Junge Meinung
«Die Bevölkerungen waren nicht verfeindet»
Das Fach Osteuropäische Geschichte war laut Schweizer Historiker Fabian Baumann schon immer stark von politischen Entwicklungen abhängig. Im Interview erklärt er, wie der Krieg zwischen Russland und der Ukraine seine Forschungsarbeit beeinflusst.

Fabian Baumann forscht zu Nationalismus und Imperium in Russland und der Ukraine. | Foto: Katya Moskalyuk
Fabian Baumann, seit Kurzem ist das Interesse an Ihrer Arbeit als Osteuropahistoriker gross. Wonach wird gefragt?
Am häufigsten werden Einschätzungen zur aktuellen Situation in der Ukraine gewünscht. Ich werde zudem oft gefragt, ob ich das allgemeine mediale Bild des Krieges für fair halte.
Was antworten Sie?
Im grossen Ganzen wird in den Schweizer Medien relativ fair berichtet. Gewisse Nuancen zum historischen Verhältnis zwischen Russland und der Ukraine könnten aber sicher verbessert werden.
Zum Beispiel?
Eine unabhängige Ukraine ist für den russischen Staat schon lange ein Schreckgespenst. Er hat mehrmals mit Grausamkeit versucht, nationale Bewegungen zu unterdrücken. Etwa im 19. Jahrhundert, als er die öffentliche Verwendung der ukrainischen Sprache praktisch verbot. Oder im 20. Jahrhundert, als die Sowjetunion mit grosser Gewalt gegen die Bauern vorging. Die Bevölkerungen waren trotzdem nicht verfeindet. Im Gegenteil: Es gab immer rege Kontakte, sehr viele durchmischte Ehen.

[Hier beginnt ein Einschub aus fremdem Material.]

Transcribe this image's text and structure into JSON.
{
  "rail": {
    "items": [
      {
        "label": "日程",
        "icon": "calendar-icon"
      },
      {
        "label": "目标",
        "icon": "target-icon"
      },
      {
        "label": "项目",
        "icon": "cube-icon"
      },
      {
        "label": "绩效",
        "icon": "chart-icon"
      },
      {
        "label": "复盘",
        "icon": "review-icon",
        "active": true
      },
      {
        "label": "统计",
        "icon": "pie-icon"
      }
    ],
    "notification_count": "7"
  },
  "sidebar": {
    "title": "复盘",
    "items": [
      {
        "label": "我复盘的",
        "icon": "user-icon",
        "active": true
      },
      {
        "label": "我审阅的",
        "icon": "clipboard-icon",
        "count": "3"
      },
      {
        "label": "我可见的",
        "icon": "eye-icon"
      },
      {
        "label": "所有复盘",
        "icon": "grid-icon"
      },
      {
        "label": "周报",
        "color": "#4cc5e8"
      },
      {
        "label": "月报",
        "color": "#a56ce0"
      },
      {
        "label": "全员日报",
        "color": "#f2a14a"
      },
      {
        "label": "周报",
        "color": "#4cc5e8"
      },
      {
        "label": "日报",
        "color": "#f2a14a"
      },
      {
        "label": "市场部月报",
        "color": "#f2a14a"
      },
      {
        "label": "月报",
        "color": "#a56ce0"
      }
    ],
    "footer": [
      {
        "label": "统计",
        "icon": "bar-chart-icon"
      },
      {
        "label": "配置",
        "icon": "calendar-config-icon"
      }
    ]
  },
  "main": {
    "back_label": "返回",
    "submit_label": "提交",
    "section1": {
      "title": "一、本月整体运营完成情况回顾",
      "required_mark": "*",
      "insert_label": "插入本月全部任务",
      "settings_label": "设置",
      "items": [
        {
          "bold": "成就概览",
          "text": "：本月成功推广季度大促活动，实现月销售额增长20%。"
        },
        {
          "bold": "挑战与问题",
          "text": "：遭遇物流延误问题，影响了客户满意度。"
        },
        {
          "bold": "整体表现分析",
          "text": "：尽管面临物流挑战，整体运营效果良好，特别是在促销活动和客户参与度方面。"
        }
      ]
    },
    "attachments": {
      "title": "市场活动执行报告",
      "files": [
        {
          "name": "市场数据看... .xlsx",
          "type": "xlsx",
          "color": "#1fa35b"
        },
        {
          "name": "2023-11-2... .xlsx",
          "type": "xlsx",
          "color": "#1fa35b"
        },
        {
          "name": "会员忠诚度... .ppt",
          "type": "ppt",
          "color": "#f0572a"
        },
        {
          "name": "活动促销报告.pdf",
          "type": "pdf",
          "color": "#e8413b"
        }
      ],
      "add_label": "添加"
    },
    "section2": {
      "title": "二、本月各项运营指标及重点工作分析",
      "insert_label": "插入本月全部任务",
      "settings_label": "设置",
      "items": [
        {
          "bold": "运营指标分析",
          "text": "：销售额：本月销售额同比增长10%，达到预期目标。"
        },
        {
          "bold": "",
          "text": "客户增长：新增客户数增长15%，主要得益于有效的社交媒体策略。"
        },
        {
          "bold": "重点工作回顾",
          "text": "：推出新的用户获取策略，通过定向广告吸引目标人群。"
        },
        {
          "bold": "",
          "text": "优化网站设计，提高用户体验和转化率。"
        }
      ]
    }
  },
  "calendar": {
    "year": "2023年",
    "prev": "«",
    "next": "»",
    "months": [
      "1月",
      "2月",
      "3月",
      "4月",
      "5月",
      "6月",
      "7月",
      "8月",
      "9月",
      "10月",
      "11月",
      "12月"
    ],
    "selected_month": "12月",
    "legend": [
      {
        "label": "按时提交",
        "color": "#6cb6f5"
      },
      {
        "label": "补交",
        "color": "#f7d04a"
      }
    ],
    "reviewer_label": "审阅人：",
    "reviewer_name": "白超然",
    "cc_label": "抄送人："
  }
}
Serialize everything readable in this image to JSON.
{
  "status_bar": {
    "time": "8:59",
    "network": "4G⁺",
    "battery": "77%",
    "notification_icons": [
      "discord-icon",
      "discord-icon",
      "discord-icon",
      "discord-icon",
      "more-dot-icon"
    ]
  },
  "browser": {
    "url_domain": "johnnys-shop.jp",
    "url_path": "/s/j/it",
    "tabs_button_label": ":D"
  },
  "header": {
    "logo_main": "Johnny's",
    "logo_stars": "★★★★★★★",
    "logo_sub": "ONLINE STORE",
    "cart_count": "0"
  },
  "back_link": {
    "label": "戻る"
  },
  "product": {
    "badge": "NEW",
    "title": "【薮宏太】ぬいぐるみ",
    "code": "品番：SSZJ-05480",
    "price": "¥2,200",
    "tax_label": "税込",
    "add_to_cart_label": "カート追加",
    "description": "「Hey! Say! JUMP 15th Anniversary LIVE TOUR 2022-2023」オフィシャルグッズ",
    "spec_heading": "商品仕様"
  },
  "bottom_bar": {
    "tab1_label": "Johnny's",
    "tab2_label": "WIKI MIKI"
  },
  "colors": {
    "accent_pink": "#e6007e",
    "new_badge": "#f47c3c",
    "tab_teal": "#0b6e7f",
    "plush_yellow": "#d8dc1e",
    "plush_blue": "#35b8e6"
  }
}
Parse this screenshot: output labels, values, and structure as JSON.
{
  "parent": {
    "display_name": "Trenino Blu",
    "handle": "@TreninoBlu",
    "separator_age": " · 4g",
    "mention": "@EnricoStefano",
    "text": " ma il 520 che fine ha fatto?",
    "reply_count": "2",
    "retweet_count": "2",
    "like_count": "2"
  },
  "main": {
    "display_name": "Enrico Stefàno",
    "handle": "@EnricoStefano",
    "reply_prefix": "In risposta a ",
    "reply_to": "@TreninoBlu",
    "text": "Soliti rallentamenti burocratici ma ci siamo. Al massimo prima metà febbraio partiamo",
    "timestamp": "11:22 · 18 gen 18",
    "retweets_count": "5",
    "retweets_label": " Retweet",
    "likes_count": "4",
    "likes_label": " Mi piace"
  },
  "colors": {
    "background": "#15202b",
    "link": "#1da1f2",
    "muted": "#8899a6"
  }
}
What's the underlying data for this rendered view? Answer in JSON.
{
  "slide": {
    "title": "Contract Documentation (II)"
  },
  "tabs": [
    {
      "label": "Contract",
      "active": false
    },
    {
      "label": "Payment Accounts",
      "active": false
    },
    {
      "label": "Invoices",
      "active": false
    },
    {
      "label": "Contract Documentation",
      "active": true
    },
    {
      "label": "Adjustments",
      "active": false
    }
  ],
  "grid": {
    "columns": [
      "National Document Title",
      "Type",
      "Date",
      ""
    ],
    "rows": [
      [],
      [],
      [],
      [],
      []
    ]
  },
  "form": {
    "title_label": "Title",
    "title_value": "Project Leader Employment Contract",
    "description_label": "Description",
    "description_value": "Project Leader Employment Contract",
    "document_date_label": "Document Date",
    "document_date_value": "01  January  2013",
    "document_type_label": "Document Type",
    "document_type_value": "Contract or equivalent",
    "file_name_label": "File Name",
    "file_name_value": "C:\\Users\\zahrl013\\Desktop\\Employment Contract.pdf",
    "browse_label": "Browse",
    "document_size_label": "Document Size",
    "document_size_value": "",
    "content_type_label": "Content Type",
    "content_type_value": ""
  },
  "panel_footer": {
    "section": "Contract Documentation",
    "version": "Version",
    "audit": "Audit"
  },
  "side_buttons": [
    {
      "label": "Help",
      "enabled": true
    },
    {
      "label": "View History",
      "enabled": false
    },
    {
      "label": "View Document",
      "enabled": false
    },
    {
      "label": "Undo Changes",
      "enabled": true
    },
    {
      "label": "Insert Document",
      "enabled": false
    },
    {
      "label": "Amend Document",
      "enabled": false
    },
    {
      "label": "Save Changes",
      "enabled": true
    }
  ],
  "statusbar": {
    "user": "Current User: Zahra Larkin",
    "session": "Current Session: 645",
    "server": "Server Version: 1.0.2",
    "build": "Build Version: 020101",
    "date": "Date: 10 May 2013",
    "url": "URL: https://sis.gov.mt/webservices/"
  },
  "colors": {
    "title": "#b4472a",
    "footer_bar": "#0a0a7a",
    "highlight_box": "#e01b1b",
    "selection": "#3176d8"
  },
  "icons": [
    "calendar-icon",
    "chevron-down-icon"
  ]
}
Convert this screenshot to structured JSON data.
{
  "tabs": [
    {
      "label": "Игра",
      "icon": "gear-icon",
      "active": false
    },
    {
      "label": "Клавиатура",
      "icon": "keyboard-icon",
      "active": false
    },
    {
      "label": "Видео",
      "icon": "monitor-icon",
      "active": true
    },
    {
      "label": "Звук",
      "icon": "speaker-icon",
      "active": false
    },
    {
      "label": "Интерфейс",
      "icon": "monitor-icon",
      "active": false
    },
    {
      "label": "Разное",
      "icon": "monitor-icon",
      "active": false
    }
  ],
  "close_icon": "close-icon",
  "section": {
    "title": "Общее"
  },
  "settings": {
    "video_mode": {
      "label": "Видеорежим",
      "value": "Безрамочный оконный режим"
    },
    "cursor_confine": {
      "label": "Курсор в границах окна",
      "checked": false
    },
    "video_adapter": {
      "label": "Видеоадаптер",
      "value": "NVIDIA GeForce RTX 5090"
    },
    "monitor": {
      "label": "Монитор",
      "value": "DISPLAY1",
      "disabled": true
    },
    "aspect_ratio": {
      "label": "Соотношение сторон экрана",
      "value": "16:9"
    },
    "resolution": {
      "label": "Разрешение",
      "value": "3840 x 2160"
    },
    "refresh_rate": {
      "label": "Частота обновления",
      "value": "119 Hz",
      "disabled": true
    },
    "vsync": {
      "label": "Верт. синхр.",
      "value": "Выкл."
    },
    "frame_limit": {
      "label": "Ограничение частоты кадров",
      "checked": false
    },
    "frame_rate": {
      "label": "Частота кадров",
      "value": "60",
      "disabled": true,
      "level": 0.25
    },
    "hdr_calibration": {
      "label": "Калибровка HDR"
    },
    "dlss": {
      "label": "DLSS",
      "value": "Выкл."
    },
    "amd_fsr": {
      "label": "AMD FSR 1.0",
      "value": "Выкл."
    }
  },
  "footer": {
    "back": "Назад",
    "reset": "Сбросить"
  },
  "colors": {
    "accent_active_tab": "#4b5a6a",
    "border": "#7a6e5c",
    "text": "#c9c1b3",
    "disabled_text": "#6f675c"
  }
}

Die Relevanz Ihrer Disziplin ist nun gewachsen.
Ja. Es muss leider meistens etwas sehr Schlimmes passieren, damit die Gesellschaft mehr historisches Grundwissen dazu möchte. An den Universitäten merkt man auch, dass bei den Studierenden das Interesse an ukrainischer Geschichte deutlich gewachsen ist.
Manche fordern jetzt die postkoloniale Wende in Ihrem Fach: Was hiesse das?
Zum Beispiel, dass wir uns nicht auf die russische Sprache verlassen, sondern sicher eine zweite regionale Sprache lernen, sei das Ukrainisch, Georgisch oder Usbekisch. Auch die russischen Staatsarchive sollten nicht alleinige Quellen sein. Die Geschichtsschreibung war in den vergangenen Jahren sehr kritisch gegenüber nationalistischen Mythen, weniger gegenüber den imperialen.
Das bedeutet?
Man hat sich eher für Leute interessiert, die sich dem sowjetischen Projekt angeschlossen haben, und weniger für den nationalistischen Widerstand. Dabei war die Sowjetunion gerade an der Peripherie eine gewalttätige, imperiale Herrschaft, etwa in Tschetschenien. Man darf zudem nicht aus den Augen verlieren, dass sie viele Leute gut fanden.
Hat die russische Invasion zu Zerwürfnissen unter Kollegen geführt?
Es gibt Konfliktpotenzial, aber nicht mit der gleichen spaltenden Energie wie etwa die Situation in Israel und Gaza in der Nahostwissenschaft. Unter den westlichen Osteuropahistorikern vertreten nur sehr wenige aktiv die russische Position in dem Krieg. Aber wenn es um die Umsetzung der postkolonialen Wende geht oder wie sehr man Russland im Fach dezentrieren soll, gibt es schon Meinungsverschiedenheiten.